Au centre de l'affaire: une soirée le 6 janvier 2016 à Las Vegas, en plein Consumer Electronics Show (CES), grand-messe mondiale de l'innovation technologique, au cours de laquelle Emmanuel Macron, alors ministre de l'Économie, avait rencontré des dirigeants de start-up françaises.
Business France, agence publique dirigée à l'époque par la ministre du Travail Muriel Pénicaud, est soupçonnée d'avoir enfreint la réglementation sur les marchés publics en ne faisant pas d'appel d'offres pour l'organisation de l'événement, confiée au géant de la communication Havas en décembre 2015.
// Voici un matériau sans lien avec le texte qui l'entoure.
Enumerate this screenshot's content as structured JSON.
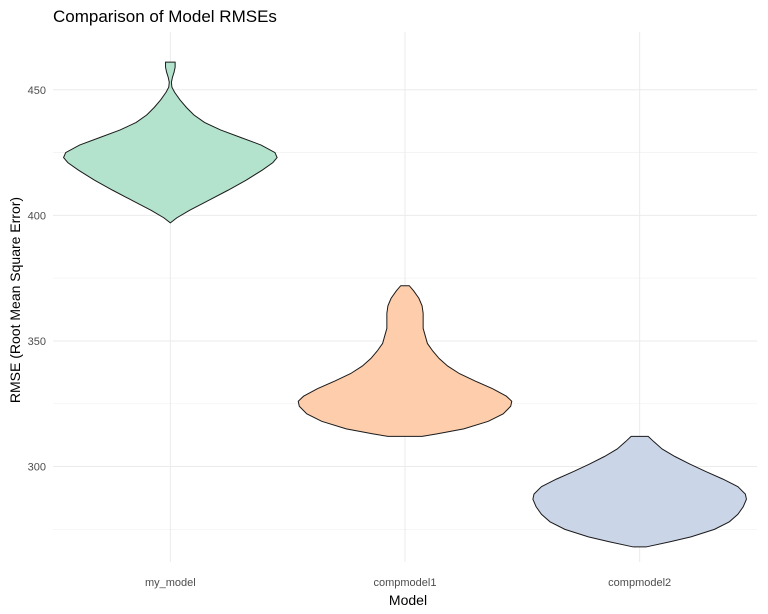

"La mise en concurrence n'a pas eu lieu concomitamment entre les trois prestataires contactés", Apco, Publicis et Havas, écrit le cabinet E&Y dans un audit rendu en juillet 2016, d'après une source proche du dossier.
De son côté, l'agence de communication fait valoir qu'elle a signé avec Business France le 23 juin 2015 un contrat-cadre sur "la promotion de l'attractivité économique de la France" notamment aux États-Unis.
"Nous avons toujours cru opérer dans le cadre de ce contrat-cadre, remporté par Havas à l'issue d'un appel d'offres, et pour nous le marché de Las Vegas ne nécessitait donc pas de mise en concurrence spécifique", a-t-on dit dans l'entourage du groupe publicitaire.
Révélé par Libération, l'audit d'E&Y relève aussi qu'il n'y aurait eu "aucun bon de commande, aucun devis réalisé, aucun contrat signé, aucune facture", une situation susceptible "d'engager la responsabilité pénale des auteurs".
- "Synthèse biaisée" -
Muriel Pénicaud est suspectée d'avoir été informée en amont de dysfonctionnements.
Emmanuel Macron (D) alors ministre de l'Economie et Muriel Penicaud (G) alors directrice générale de Business Franceà Las Vegas le 7 janvier 2016
AFP/Archives
Les enquêteurs de l'office anti-corruption de la police judiciaire ont notamment saisi le 20 juin, lors d'une perquisition chez Havas et Business France, un courriel du 11 décembre 2015 de Fabienne Bothy-Chesneau, à l'époque directrice de la communication de l'organisme, qui peut suggérer que sa patronne a été "briefée" à propos des difficultés rencontrées.
La ministre est aussi soupçonnée de n'avoir informé son conseil d'administration qu'en décembre 2016, six mois après avoir reçu le rapport d'E&Y, et d'en avoir présenté "une synthèse biaisée", d'après Libération.
L'ouverture de l'information judiciaire rend désormais envisageable l'option d'une mise en examen de Muriel Pénicaud sous condition que les juges d'instruction réunissent des "indices graves ou concordants" à son encontre.
"On parle quand même juste d'un dépassement d'un seuil de marché public pour une manifestation internationale qui s'est tenue à Las Vegas, mais s'il y avait une mise en examen de Muriel Pénicaud, elle devrait quitter le gouvernement", a dit mardi le porte-parole du gouvernement, Christophe Castaner.
L'affaire tombe mal pour Muriel Pénicaud, en première ligne dans la réforme du Code du travail, promesse phare d'Emmanuel Macron, qui doit être adoptée par ordonnances en conseil des ministres d'ici le 20 septembre. Une fois cette réforme validée par l'Assemblée nationale, Muriel Pénicaud doit s'atteler à un autre chantier important: la réforme de l'assurance chômage, autre promesse de campagne du président.
L'enquête porte aussi sur le rôle qu'auraient pu jouer certains membres du cabinet d'Emmanuel Macron à Bercy.